Some lobstermen want the state Department of Marine Resources to relax its bait rules to help expand the array of affordable replacements for herring that will be available to feed the Maine lobster industry next year and fill that 78 million-pound bait deficit. They argue that no other state regulates what their fishermen use to bait their traps. Boats from Massachusetts, New Hampshire and Canada use bait that Maine fishermen can’t right here in the Gulf of Maine, they say.

But fishermen shouldn’t count on salmon racks – the discarded, fleshed head and skeleton left over after a salmon is filleted – or any other prohibited species of exotic bait fish to fill next year’s projected herring gap, said Marine Resources Commissioner Patrick Keliher. Instead of easing Maine’s bait rules, Keliher is asking interstate fishing regulators to apply Maine’s bait rules across New England.

He realizes this could actually make the bait crunch a little tighter by forcing all lobstermen, not just those from Maine, to scramble for the same limited bait supply. But Keliher said increased competition is a small price to pay to protect Maine’s signature brand, as well as the lobster industry as a whole. He thinks the herring quota will bounce back in a few years, once a big upcoming generation of fish reach spawning age, but a disease outbreak in the lobster industry could hurt for decades.

“Maine could say, ‘If you’re not going to do it, I’m not going to do it because I’m not going to put our fishermen at a disadvantage,’ but that is not a conversation I am willing to have, no matter how many calls I get,” Keliher said. “Instead, I want to talk about the guy from down South who is fishing Asian carp off Jeffreys Ledge in the Gulf of Maine. That guy could ruin the Maine brand, and that would ruin everybody down South who is riding our coattails.”



Maine enacted its bait safety regulations in 2013 after the DMR learned that farmed Vietnamese catfish, which are known as a carrier of white spot disease, and Asian carp from the U.S. Midwest, which are known to carry viral hemorrhagic septicemia, had been reported among the millions of pounds of lobster bait being imported for use in Maine’s most lucrative fishery, Keliher said.

Under the law, Maine set up a fish health technical committee made up of government, academic and private-industry aquatic animal health professionals that can review new baits to see if they pose a threat to the Maine ecosystem. The committee added four species, such as the Patagonian toothfish, to the allowed bait list in July, for example. In other cases, the committee agreed to grant one-time exceptions to carp bait shipments that tested free of pathogens.
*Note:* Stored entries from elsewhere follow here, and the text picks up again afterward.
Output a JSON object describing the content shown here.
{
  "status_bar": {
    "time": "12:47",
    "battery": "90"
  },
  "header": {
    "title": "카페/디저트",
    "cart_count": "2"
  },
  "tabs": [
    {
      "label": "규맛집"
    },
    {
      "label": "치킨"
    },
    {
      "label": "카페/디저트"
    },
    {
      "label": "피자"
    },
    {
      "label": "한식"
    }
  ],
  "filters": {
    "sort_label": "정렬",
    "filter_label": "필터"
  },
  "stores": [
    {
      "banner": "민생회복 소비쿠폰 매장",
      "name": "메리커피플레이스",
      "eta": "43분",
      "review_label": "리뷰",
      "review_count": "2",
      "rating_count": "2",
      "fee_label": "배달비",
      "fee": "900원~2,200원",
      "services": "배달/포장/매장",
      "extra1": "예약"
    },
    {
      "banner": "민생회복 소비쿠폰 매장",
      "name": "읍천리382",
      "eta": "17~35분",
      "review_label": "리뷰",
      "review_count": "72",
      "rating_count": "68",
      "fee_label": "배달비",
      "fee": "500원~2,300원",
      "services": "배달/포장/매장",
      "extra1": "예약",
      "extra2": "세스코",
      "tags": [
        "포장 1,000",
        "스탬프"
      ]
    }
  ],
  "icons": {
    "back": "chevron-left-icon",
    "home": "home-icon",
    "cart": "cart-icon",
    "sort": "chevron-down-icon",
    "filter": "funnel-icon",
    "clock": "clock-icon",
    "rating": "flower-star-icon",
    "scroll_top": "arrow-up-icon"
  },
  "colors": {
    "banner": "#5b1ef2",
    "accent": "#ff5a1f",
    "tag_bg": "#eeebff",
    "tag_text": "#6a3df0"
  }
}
The department is concerned that its small staff and committee of volunteers will be deluged with bait review requests next year, leaving the agency unable to give each bait a thorough review in a timely manner. The department cannot charge a fee for the review. It is considering whether to require bait dealers to obtain a risk analysis from a qualified professional that can then be reviewed by the committee and commissioner.

Correction: This story was updated at 1:20 p.m. Friday, Dec. 7, 2018, to correct the amount of the herring quota.